What is a Limit Order Book?
But first, What is a Limit Order? When you go to your favority exchange like Zerodha or Groww and place an order, you are placing a market order, you don't decide what price to choose, you go to the exchange UI and hit BUY. But there is another way to do this as well, what if the current price of the share is 100rs and you want to buy at 98rs and you are confident that the share will come down to 98 - you place a Limit order - a limit order gives the investor the control to decide the Buy or Sell price that they want to choose.
A Limit Order Book is a 2 sided-record - buy side and sell side- that aggregates orders by price level.
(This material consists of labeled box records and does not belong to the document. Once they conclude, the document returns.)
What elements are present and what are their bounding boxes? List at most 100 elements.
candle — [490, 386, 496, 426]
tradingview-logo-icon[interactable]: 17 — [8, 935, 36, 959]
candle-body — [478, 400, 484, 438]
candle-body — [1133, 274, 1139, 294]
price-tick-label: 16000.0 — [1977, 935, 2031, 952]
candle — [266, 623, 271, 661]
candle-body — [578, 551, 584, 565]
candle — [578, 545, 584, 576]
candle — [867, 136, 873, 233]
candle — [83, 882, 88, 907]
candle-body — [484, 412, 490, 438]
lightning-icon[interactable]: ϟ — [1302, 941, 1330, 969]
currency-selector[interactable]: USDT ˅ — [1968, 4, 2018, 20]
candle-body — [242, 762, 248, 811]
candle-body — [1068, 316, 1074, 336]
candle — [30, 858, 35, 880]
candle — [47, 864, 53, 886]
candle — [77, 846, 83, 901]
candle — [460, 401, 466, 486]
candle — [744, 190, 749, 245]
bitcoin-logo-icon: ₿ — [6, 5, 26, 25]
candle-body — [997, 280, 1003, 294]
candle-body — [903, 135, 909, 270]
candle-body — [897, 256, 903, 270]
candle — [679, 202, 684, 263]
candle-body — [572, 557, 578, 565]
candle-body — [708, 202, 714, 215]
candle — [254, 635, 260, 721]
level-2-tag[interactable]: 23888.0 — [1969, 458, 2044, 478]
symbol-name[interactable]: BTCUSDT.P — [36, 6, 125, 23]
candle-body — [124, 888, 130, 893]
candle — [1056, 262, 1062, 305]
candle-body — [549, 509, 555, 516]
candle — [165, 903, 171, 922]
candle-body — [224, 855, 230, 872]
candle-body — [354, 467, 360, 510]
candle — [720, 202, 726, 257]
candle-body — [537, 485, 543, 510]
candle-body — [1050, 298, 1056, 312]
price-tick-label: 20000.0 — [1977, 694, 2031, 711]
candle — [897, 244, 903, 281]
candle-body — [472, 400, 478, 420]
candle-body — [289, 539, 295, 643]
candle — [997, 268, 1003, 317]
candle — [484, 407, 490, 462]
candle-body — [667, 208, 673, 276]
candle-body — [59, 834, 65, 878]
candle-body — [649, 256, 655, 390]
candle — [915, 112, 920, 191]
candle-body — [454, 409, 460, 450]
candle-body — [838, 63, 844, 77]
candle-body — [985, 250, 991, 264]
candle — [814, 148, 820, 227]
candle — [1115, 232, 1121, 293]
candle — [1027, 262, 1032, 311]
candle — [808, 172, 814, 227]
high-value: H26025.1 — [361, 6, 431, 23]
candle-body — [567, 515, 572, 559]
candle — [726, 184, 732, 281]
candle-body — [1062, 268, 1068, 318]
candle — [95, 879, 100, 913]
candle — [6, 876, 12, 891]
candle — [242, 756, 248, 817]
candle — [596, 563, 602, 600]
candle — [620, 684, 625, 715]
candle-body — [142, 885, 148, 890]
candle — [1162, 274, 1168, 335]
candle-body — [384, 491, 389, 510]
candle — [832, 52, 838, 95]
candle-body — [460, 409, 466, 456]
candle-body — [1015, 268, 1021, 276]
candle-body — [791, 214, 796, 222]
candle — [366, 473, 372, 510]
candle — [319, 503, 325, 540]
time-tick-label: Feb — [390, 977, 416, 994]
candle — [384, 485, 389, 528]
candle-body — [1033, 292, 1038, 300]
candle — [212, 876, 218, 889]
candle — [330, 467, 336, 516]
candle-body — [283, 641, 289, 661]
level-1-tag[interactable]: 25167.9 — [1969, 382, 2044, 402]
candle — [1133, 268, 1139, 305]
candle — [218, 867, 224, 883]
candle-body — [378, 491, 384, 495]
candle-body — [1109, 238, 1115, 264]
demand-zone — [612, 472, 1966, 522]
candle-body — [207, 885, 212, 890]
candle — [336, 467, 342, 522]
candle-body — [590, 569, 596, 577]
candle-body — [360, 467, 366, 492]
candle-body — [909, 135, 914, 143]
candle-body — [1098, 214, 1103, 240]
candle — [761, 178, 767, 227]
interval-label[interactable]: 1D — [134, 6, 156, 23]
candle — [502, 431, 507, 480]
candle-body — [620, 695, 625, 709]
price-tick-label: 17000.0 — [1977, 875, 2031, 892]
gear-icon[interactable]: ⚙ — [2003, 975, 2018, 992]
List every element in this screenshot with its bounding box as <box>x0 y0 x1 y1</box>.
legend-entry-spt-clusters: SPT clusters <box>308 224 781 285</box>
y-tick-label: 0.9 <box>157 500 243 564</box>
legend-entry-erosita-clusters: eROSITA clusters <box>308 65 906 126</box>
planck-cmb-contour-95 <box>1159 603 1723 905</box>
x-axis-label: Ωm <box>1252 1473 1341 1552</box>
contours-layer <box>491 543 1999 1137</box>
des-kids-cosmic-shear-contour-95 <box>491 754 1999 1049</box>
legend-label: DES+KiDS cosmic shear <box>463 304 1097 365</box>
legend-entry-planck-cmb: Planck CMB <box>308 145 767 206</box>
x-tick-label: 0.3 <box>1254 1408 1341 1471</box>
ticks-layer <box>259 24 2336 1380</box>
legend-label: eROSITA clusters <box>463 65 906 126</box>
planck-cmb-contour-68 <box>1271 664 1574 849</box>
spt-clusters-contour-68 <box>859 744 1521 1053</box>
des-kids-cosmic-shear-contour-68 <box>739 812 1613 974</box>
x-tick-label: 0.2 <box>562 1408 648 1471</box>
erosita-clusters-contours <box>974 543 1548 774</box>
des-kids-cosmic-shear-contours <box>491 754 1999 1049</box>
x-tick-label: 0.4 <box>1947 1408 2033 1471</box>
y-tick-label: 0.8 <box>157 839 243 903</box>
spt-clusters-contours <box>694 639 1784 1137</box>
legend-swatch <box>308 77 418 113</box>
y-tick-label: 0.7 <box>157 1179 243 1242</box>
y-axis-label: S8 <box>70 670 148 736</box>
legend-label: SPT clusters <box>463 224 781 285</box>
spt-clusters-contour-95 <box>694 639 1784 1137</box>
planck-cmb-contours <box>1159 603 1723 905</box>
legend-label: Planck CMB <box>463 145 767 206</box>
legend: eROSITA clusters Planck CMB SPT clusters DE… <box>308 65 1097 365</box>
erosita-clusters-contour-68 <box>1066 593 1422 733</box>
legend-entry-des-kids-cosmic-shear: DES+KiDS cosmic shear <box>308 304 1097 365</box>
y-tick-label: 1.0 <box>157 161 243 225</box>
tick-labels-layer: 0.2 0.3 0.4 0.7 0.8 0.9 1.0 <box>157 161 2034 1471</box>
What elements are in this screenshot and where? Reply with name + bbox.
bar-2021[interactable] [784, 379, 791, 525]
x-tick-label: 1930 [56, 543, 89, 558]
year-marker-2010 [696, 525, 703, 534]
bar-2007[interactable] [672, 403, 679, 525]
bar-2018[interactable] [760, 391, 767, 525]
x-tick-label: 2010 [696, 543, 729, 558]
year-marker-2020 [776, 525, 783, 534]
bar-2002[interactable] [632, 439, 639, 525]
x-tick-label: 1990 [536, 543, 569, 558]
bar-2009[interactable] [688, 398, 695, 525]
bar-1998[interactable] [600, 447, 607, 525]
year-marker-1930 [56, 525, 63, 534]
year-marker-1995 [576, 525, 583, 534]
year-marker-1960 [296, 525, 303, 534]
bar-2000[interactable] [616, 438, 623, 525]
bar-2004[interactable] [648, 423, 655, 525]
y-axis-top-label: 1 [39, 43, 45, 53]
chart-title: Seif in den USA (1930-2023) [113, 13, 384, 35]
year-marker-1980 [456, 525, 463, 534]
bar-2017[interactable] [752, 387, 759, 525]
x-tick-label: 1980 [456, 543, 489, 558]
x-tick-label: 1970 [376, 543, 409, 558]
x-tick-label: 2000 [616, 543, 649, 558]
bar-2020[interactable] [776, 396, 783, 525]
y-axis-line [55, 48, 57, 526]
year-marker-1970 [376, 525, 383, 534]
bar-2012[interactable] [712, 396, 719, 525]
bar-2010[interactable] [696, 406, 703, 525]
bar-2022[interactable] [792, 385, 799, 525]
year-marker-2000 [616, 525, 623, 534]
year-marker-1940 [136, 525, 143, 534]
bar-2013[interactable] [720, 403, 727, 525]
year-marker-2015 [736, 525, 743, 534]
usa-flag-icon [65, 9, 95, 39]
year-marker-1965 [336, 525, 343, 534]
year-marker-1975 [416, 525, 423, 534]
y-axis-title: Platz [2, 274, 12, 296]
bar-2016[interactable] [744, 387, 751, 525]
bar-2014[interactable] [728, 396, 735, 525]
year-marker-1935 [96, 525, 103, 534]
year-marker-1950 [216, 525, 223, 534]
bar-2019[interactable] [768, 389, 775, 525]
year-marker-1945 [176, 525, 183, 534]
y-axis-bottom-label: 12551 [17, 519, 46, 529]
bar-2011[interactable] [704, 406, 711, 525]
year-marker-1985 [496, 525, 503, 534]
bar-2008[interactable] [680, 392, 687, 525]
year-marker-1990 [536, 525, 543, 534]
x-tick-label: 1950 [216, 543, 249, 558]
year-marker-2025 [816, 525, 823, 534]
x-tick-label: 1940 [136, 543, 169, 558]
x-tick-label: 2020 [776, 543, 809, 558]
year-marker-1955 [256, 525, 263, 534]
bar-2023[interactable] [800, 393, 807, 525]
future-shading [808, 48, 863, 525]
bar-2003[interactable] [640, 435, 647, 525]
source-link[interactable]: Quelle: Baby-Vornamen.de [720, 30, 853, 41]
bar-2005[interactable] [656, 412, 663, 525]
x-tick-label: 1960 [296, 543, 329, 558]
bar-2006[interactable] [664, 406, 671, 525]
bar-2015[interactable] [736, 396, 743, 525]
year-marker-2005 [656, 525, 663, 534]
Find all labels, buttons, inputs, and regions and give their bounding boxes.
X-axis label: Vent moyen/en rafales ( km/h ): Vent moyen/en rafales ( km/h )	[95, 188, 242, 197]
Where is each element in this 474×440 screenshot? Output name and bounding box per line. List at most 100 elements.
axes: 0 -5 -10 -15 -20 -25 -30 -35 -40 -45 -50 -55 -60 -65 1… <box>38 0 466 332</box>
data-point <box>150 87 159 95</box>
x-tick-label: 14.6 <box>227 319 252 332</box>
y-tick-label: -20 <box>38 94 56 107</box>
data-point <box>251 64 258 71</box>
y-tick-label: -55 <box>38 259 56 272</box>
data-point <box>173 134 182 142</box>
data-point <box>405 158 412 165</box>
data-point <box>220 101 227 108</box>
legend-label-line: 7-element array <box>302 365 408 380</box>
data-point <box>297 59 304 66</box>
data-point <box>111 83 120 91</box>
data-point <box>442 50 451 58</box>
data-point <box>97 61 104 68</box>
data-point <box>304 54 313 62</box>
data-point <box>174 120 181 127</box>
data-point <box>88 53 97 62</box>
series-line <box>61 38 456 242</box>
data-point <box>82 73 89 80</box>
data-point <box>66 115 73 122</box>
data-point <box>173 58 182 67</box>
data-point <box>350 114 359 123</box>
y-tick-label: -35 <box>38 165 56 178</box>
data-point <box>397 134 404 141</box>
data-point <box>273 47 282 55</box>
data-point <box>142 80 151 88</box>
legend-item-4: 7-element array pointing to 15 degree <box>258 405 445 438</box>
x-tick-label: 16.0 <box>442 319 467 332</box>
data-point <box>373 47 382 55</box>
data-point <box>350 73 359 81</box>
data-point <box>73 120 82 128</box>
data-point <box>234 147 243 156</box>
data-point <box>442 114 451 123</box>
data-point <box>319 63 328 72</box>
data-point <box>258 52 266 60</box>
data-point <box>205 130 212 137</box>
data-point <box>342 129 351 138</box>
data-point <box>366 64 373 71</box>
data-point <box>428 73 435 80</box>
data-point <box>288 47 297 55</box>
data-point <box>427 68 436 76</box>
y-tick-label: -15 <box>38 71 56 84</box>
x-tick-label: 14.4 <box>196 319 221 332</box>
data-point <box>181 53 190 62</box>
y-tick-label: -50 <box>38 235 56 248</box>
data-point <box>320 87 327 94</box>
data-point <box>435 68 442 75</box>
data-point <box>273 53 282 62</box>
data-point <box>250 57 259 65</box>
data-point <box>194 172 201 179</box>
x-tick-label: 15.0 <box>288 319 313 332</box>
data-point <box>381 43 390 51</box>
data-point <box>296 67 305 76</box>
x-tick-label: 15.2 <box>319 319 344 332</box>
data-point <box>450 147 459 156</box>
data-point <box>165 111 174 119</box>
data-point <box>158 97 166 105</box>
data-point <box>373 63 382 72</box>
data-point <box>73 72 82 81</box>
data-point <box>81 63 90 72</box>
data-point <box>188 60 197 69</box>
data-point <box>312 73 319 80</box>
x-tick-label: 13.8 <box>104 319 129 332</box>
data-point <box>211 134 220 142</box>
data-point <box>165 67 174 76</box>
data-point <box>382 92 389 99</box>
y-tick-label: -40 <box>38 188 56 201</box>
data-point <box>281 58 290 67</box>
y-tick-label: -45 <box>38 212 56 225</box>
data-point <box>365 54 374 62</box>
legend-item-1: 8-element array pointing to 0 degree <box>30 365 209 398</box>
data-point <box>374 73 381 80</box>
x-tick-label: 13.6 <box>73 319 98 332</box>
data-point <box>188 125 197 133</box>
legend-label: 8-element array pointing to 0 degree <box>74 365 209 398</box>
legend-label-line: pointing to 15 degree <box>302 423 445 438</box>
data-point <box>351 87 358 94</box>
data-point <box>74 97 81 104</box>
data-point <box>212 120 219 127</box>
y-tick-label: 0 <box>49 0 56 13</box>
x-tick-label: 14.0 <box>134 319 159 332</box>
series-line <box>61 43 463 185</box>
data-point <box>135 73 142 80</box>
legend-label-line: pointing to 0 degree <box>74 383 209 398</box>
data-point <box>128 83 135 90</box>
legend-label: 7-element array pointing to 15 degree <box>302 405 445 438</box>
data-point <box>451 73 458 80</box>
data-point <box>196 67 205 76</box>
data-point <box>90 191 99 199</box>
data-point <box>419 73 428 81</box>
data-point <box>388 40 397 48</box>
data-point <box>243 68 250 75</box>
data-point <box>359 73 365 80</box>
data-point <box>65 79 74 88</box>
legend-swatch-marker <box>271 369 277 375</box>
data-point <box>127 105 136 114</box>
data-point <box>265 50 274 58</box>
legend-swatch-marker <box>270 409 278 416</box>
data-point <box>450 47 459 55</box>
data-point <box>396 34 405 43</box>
There are bids and asks here,
- Bid Side ( Buy Orders ) : This side lists all the buy orders - How much is someone who wants to buy a stock willing to pay?
- We need to maximise this.
- Bids are sorted from highest to lowest price.
- Highest Bid is the best bid.
- Ask Side ( Sell Orders ) : This side lists all the sell orders - how much is someone willing to sell a stock for?
- We need to minimise this.
- Asks are sorted from lowest to highest price.
- Lowest Ask is the best ask.
Order matching engine - A Trade occurs when an incoming order matches an existing limit order on the book, condition to match is that buy price is greater than or equal to the sell price.
Price-Time Priority : When an order comes in the book and is not immidiately matched - it is placed in a queue, Orders are then prioritized on:
- Price Priority : Orders with better price ( highest bid, lowest ask) are placed ahead.
- Time Priority : If multiple orders are at the same price, the order that was placed first will be given priority.
How did I create my own version of a Limit Order Book?
My language of choice for this project is Python - simply because you already get a lot of pre-existing libraries and functions that will make it easier and faster to complete the development process.
We will start by defining the data-structure used in the project :
- Order :
class Order:
order_id: str # identifier
side: OrderSide # BUY=1, SELL=-1
price: float # the price at which stock was bought or sold
quantity: int # remaining quantity
timestamp: datetime
original_quantity: int = 0 # total original quantity
traded_quantity: int = 0
average_traded_price: float = 0.0
total_traded_value: float = 0.0
- Trade : When a buy and sell order are correctly matched -> it is considered a successful trade:
class Trade:
trade_id: str
execution_timestamp: datetime
- Price Level : we group all the orders by Price Level
class PriceLevel:
price: float
orders: deque = deque() # FIFO queue of orders
- Orderbook structure:
class OrderBook:
bids: SortedDict = SortedDict(lambda x: -x) # descending prices (best bid first)
asks: SortedDict = SortedDict() # ascending prices (best ask first)
orders: Dict[str, Order] = {} # O(1) order lookup by ID
trades: List[Trade] = [] # all executed trades
- Using SortedDicts for Price Levels to ensure that we get O(1) time complexity to access the best prices.
- O(logn) for insertion/deletions.
I created the complete Orderbook Class instance and exposed it via an HTTP interface ( FastAPI ) to actually build a frontend on top for the users so that they can play around with it.